Alibaba Releases 397B Parameter Qwen3.5 Model
Alibaba has released Qwen3.5, a 397-billion-parameter multimodal Mixture-of-Experts (MoE) model. Despite its size, the model has only 17 billion active parameters at once, enabling reports of usable speeds on consumer-grade multi-GPU setups. The model, which has a commercial-friendly license, received day-zero support in the vLLM inference engine, according to a post from the development team.

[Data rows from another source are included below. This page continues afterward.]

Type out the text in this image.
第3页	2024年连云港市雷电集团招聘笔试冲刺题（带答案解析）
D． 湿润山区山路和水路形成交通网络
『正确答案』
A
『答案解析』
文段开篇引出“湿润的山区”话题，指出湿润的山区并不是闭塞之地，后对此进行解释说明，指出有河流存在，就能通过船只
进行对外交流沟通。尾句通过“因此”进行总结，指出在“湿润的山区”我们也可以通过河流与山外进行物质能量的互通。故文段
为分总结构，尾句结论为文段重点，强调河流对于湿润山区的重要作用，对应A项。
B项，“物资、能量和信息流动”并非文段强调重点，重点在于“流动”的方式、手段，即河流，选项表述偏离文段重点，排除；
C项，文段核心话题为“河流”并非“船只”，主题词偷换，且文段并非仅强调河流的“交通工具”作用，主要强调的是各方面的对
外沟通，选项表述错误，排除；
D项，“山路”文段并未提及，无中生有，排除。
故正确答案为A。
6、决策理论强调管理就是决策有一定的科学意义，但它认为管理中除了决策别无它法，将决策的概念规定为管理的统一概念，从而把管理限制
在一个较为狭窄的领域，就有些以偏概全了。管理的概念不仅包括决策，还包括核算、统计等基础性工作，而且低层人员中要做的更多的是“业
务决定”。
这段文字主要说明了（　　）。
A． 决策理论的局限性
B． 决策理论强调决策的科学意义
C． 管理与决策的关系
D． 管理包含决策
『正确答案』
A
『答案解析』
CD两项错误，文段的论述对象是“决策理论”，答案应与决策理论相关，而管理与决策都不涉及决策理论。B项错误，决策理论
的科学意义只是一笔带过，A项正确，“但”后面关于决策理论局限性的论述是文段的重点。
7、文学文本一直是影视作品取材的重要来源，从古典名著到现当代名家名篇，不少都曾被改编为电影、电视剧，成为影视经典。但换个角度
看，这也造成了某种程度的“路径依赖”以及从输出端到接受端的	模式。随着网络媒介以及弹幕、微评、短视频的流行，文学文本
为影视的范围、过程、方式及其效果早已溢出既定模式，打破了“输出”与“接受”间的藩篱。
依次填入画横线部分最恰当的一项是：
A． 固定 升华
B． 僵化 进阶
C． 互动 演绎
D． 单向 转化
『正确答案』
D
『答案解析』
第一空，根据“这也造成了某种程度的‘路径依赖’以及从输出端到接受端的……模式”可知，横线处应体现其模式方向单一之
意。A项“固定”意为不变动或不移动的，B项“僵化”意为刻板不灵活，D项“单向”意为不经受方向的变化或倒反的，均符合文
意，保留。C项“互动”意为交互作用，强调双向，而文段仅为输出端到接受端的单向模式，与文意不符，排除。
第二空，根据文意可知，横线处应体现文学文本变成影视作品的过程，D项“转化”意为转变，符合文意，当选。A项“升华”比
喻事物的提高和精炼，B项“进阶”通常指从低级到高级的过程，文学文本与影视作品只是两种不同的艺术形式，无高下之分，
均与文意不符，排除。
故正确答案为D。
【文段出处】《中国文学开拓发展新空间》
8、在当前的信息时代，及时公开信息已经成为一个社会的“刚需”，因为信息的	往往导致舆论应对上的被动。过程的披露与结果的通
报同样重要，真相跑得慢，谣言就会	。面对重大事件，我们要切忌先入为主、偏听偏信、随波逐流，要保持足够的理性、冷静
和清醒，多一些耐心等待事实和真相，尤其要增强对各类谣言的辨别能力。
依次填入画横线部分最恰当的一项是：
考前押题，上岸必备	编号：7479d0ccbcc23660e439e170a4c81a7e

- The model's architecture combines a sparse Mixture-of-Experts (MoE) design with Gated Delta Networks, a form of linear attention, to improve inference efficiency. - Compared to its predecessor, Qwen3.5 is 8.6 times faster for standard workflows and 19 times faster for decoding long-context tasks, while a native FP8 pipeline cuts memory requirements by 50%. - It is a native vision-language model, jointly trained on text, images, and UI screenshots, allowing it to handle tasks like document understanding and interacting with on-screen elements. - The model features a native context length of 262,144 tokens, which can be extended to over 1 million tokens, and its supported languages have been expanded from 119 to 201. - Alibaba Cloud offers a corresponding hosted API version named Qwen3.5-Plus, which provides a 1 million token context window by default and includes official built-in tools. - The Qwen family of models is released under the Apache 2.0 license, which has led to a large developer ecosystem with over 100,000 derivative models built on the platform.